Housing starts up on warm weather
Mild January led to rebound across the Toronto area
Excerpt from an article by Tony Wong - Toronto Star
Like many Toronto-area developers, Brian Johnston took advantage of an unseasonably warm January to start building.
“It was very unusual to have our guys out there digging trenches and laying sewers,” said Johnston, the president of Monarch Development Corp., one of Canada’s largest and oldest home builders.
Canada Mortgage and Housing Corp. reported yesterday that starts across the Toronto area were up by 19% in January to a seasonally adjusted and annualized 39,700, compared to 33,400 in December.

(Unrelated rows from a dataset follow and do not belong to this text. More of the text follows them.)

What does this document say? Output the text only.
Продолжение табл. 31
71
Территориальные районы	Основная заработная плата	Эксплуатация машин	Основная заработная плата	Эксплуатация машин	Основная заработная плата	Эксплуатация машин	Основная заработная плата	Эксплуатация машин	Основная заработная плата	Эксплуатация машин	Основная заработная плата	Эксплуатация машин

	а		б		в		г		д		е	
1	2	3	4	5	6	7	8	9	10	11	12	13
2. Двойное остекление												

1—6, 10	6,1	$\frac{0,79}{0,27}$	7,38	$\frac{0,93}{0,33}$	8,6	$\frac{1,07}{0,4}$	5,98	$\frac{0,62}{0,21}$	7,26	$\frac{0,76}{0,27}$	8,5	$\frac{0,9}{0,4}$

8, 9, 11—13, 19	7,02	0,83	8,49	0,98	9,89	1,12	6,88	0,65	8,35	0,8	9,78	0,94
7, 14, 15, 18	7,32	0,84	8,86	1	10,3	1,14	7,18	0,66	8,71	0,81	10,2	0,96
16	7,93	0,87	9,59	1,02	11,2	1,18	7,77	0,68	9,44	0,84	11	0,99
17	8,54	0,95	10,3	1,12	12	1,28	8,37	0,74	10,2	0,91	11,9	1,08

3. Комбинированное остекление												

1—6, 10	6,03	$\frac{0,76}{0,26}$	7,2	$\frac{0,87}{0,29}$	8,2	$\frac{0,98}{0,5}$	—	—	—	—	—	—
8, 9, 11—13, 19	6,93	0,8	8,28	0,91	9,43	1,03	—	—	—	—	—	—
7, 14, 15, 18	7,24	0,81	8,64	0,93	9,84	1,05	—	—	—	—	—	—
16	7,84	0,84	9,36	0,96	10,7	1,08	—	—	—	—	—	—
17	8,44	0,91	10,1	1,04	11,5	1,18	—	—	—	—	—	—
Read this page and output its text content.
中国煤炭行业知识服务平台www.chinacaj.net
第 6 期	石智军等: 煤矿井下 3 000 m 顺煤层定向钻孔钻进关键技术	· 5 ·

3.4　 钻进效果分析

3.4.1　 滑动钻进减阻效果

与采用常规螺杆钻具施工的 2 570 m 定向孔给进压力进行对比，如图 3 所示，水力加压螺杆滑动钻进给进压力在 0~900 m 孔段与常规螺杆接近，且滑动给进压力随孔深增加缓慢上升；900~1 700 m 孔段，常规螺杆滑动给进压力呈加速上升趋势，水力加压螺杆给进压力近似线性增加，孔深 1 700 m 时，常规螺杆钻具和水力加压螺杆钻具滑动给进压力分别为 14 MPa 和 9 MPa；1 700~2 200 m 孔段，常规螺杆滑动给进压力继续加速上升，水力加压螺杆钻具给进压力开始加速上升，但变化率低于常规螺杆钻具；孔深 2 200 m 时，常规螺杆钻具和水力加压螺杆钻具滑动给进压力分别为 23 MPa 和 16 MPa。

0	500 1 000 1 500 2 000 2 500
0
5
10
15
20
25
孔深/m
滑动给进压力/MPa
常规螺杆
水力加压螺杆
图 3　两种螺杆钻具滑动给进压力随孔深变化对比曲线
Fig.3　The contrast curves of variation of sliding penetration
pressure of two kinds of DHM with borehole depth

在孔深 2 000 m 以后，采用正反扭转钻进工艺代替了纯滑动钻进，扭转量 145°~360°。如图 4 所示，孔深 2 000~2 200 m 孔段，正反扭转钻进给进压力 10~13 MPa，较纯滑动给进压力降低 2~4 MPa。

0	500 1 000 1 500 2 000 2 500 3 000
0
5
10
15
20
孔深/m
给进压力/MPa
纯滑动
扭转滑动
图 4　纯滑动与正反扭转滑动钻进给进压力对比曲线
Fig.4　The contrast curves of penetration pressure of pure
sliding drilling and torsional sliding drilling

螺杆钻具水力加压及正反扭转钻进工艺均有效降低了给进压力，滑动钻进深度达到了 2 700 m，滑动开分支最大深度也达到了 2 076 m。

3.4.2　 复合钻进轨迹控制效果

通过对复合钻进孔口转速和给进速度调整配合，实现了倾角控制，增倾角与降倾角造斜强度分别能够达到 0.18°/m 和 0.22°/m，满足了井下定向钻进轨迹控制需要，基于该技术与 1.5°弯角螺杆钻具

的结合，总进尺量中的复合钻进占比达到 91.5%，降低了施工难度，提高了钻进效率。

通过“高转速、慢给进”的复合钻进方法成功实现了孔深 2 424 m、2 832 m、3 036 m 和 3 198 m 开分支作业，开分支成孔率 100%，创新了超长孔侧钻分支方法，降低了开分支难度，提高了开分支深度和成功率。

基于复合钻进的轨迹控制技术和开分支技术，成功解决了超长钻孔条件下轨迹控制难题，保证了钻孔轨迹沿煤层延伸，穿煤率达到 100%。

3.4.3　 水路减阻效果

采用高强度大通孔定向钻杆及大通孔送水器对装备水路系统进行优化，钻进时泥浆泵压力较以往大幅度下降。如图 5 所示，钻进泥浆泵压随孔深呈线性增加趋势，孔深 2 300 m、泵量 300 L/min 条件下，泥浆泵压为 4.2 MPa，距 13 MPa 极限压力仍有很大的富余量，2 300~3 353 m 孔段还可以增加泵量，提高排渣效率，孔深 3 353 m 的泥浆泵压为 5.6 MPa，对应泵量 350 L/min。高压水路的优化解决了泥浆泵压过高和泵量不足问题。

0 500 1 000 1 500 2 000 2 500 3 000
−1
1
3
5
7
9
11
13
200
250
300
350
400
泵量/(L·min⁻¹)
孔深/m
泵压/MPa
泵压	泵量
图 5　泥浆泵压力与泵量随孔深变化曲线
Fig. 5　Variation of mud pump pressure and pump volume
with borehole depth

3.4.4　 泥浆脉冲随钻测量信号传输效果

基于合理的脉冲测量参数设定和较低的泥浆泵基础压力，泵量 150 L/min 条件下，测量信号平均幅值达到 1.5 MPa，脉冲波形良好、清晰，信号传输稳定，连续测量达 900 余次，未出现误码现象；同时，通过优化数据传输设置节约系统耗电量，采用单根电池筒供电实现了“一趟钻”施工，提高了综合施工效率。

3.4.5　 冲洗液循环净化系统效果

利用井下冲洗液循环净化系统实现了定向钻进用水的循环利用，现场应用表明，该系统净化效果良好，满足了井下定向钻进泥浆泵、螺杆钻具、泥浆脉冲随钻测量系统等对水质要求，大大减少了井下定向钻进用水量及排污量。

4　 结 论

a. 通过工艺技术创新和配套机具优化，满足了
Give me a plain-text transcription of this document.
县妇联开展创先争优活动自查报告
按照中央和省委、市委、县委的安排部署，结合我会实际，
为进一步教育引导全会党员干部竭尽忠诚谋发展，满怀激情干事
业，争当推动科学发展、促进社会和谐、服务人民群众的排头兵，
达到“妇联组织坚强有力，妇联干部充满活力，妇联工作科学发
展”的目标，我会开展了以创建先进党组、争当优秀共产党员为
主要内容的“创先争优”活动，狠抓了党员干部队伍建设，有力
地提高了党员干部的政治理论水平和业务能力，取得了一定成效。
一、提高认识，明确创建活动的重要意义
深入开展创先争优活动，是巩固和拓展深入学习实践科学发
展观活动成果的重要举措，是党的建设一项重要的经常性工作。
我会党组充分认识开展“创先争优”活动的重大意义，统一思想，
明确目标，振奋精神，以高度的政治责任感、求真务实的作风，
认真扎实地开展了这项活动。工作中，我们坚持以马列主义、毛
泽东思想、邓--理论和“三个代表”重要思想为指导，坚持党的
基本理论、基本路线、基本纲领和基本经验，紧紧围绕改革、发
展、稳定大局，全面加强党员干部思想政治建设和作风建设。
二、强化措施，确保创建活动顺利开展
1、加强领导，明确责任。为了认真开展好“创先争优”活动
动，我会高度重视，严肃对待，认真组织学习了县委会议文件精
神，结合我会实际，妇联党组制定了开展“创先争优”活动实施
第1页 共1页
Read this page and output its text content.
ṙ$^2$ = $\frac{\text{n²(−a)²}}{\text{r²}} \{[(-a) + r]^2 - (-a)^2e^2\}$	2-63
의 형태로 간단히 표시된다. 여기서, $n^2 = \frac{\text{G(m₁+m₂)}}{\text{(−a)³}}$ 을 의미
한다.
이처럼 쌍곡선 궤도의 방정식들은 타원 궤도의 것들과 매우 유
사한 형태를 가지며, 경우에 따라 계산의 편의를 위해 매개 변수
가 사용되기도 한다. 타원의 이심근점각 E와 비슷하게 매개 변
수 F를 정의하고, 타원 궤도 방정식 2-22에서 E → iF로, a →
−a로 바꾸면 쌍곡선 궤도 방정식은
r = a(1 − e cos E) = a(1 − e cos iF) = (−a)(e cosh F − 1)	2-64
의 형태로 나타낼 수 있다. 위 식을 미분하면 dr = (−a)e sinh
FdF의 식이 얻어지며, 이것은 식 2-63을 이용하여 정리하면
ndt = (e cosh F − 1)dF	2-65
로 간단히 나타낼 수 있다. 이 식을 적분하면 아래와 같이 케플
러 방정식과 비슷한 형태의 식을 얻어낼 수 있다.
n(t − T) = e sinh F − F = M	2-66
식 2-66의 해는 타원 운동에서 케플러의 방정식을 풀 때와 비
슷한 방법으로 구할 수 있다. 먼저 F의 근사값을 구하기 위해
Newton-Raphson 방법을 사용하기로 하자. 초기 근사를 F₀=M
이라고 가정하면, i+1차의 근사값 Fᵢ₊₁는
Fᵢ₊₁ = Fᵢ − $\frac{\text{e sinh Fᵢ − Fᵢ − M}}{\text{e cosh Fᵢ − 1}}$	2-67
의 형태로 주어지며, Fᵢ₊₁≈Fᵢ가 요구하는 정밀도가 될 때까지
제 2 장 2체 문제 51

It was a similar situation Canada-wide, as starts jumped a much higher than expected 17% to 249,300, the highest since August 2004.
“Unseasonably warm weather through much of January, still-low mortgage rates, solid job and income growth and a high level of consumer confidence all played a part in keeping the nation’s construction sites humming,” economist Bart Melek at BMO Nesbitt Burns wrote.
Yesterday’s strong numbers capped a golden week of upbeat figures for the Canadian housing industry.
On Tuesday the Toronto Real Estate Board credited the weather for helping the existing home-sales market get off to a record start in January, while Statistics Canada said in a separate release that building permits hit a record high nationally in 2006.